Closed bklare-zz closed 11 years ago
Totally agree. We currently have a few transforms in the grammar for ad hoc visualization. For example:
$ br -algorithm "Open+Cascade(FrontalFace)+ASEFEyes+Draw+Show" -enroll data/MEDS/img/S001-01-t10_01.jpg
There is also the EditTransform
for manually editing landmarks but I think it currently only supports deleting them :) You can find all the relevant code in sdk/plugins/draw.cpp and sdk/plugins/misc.cpp. Currently no real GUI support otherwise. If you're ready to start implementing more quantitative feedback, let me know and I can suggest a couple ways to implement it.
I'm finally ready to take on this ticket. The approach I'm proposing is to introduce br -evalDetection
and br -evalLandmarking
that act similarly to br -evalClassification
and br -evalRegression
in that they take an a file of ground truth detections/landmarkings and a file of computed detection/landmarkings and print the error statistics to the terminal. Sound good?

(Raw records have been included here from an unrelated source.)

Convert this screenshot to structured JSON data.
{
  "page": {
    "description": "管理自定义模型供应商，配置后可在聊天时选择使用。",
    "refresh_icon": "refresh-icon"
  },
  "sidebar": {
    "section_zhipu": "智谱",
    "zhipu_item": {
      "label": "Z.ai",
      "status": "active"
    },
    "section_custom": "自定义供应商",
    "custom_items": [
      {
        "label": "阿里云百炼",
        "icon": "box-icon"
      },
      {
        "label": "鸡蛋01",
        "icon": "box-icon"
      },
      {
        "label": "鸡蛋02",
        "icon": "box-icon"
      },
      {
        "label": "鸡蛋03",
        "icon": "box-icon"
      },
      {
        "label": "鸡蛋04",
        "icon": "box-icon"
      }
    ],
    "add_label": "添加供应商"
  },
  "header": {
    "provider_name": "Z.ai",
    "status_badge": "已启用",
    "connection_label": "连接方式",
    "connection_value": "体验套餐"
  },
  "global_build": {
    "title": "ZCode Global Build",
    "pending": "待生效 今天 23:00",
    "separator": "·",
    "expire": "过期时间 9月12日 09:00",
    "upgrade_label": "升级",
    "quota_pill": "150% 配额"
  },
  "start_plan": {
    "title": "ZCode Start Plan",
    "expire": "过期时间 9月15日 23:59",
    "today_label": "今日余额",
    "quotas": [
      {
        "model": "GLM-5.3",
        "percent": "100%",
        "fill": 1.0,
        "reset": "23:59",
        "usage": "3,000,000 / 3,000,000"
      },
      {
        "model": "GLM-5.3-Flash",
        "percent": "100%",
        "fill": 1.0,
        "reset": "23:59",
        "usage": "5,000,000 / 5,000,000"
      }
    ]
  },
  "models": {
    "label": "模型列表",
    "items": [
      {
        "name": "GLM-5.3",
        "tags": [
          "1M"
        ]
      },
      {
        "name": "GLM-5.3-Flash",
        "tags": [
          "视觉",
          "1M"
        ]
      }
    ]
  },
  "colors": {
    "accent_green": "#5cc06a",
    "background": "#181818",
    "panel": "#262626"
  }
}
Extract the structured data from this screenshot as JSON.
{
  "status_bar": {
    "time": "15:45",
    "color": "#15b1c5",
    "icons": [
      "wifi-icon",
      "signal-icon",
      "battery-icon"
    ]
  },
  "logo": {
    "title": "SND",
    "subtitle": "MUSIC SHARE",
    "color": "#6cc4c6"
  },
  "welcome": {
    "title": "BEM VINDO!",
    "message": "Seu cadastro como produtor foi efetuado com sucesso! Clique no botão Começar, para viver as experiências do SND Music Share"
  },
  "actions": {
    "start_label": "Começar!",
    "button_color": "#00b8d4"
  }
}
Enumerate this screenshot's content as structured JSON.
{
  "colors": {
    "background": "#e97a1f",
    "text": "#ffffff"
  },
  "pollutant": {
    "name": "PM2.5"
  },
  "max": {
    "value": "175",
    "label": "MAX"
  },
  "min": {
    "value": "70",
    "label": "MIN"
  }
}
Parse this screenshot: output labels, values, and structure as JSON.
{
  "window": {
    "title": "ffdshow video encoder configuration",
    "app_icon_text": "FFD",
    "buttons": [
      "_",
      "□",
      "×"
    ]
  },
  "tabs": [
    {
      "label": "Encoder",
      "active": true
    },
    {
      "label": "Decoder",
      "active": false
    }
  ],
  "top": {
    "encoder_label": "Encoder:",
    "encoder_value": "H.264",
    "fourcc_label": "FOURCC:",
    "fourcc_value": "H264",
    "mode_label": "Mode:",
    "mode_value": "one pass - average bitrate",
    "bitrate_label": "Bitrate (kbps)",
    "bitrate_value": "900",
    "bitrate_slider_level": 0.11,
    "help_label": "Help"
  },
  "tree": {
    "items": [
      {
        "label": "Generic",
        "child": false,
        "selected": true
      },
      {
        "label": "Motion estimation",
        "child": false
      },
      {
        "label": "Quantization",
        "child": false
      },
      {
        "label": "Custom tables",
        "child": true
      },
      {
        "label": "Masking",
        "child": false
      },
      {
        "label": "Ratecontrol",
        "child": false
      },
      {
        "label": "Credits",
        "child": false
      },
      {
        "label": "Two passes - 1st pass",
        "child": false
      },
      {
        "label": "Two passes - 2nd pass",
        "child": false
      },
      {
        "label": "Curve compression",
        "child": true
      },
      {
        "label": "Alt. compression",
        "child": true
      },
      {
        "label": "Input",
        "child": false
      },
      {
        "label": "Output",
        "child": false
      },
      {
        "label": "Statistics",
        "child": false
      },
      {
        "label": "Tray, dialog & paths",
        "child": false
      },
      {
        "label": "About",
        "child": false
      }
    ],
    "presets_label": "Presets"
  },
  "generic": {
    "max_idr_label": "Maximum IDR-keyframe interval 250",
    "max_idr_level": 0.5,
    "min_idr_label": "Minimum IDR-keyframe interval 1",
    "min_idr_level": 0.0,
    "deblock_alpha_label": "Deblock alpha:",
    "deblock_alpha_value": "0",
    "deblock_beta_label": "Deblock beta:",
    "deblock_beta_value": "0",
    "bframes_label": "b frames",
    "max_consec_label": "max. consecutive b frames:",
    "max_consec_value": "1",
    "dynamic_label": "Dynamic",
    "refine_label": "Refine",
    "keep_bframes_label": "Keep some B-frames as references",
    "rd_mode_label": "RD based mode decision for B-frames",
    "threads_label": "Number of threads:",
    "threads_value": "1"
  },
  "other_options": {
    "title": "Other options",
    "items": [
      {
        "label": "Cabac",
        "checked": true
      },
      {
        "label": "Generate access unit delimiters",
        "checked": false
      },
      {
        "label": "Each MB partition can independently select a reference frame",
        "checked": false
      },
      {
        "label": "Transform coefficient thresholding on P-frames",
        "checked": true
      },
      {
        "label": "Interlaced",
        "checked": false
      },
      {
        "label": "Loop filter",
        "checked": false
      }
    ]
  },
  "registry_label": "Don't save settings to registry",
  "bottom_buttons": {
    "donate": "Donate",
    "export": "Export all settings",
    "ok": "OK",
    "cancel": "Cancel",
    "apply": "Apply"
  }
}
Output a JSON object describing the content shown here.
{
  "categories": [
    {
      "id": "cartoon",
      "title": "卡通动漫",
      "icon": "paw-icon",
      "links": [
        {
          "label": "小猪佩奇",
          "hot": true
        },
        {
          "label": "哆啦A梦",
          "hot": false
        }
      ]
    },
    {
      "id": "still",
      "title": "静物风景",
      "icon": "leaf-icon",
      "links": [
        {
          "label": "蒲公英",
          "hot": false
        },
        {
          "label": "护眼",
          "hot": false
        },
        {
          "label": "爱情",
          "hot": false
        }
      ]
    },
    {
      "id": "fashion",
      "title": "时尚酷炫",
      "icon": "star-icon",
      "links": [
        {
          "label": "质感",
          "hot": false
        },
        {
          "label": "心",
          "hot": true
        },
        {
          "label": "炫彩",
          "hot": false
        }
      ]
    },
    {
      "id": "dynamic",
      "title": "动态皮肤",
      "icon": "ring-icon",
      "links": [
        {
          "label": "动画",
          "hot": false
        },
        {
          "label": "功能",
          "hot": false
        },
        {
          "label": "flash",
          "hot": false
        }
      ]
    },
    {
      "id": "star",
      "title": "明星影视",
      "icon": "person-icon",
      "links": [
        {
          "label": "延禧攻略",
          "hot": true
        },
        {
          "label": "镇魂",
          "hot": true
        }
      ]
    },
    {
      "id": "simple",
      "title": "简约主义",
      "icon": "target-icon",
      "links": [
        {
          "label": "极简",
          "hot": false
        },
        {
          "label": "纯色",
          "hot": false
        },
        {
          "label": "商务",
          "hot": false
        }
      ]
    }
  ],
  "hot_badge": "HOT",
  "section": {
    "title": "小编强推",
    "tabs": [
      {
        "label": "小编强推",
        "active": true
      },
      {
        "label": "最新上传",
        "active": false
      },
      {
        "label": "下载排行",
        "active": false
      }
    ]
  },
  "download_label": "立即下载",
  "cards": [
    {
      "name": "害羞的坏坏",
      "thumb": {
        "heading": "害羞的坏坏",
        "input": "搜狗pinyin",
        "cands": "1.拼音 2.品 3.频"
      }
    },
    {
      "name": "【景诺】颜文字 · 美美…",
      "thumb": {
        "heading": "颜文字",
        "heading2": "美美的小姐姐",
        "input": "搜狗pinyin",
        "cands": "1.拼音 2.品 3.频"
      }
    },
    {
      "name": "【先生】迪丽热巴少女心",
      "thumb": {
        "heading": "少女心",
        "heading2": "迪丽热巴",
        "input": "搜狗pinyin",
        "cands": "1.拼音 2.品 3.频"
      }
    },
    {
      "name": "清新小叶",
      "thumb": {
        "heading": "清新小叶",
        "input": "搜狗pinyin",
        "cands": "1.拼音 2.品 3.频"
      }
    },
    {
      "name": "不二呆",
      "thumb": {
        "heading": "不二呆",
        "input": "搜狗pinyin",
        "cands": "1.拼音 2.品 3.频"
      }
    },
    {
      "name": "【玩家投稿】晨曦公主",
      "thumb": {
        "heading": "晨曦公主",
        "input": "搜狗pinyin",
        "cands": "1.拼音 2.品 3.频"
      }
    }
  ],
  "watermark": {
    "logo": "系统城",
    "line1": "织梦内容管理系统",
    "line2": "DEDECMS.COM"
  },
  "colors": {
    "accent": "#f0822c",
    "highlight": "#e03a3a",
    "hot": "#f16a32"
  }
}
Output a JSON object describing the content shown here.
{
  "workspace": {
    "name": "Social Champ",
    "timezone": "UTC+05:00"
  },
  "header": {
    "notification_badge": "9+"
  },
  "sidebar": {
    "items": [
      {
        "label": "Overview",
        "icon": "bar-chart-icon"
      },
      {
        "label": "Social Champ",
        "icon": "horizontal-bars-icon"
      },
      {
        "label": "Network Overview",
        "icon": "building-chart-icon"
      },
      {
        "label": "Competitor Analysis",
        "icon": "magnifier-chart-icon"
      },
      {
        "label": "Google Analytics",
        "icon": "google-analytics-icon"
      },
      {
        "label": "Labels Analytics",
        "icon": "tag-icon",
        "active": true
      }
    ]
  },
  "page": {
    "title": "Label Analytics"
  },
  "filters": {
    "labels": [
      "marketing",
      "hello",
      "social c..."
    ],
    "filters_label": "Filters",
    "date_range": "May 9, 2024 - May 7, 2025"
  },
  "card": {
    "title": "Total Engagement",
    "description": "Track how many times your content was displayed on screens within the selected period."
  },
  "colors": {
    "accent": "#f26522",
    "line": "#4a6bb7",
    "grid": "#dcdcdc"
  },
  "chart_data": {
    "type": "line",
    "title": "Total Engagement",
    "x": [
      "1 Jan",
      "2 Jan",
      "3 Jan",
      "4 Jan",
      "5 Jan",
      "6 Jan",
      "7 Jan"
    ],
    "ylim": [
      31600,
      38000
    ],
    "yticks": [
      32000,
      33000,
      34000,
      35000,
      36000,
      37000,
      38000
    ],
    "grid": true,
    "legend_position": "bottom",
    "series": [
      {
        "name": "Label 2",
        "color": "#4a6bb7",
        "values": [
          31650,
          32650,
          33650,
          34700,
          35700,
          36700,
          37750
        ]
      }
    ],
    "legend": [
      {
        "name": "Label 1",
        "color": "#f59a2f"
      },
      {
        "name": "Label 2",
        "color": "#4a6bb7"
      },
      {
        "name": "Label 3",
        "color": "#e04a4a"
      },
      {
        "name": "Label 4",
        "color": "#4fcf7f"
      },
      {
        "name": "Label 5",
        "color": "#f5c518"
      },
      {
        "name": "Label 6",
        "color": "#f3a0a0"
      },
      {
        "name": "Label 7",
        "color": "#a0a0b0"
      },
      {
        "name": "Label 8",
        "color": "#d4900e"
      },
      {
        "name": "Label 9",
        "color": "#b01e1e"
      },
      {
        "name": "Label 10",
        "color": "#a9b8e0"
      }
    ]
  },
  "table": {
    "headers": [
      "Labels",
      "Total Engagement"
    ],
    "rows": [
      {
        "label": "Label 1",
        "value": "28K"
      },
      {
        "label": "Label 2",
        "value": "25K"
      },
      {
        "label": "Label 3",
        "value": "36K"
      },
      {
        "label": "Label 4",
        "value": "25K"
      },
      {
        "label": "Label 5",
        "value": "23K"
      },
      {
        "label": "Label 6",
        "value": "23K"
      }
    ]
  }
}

@jklontz Great to hear. I agree with the proposed interface.
I suppose the next decision will be the format with which to represent annotated faces and landmark sets, where annotations could be manual/ground truth, or automated.
As far as formats go, we have free support for all the existing Gallery formats (including .xml and .csv). If we need any other formats we can simply add new plugins. I'll take a look at what you do right now in your java code and see if it works out of the box, otherwise I'll see if I can find a way to support it, or in the worst case change it.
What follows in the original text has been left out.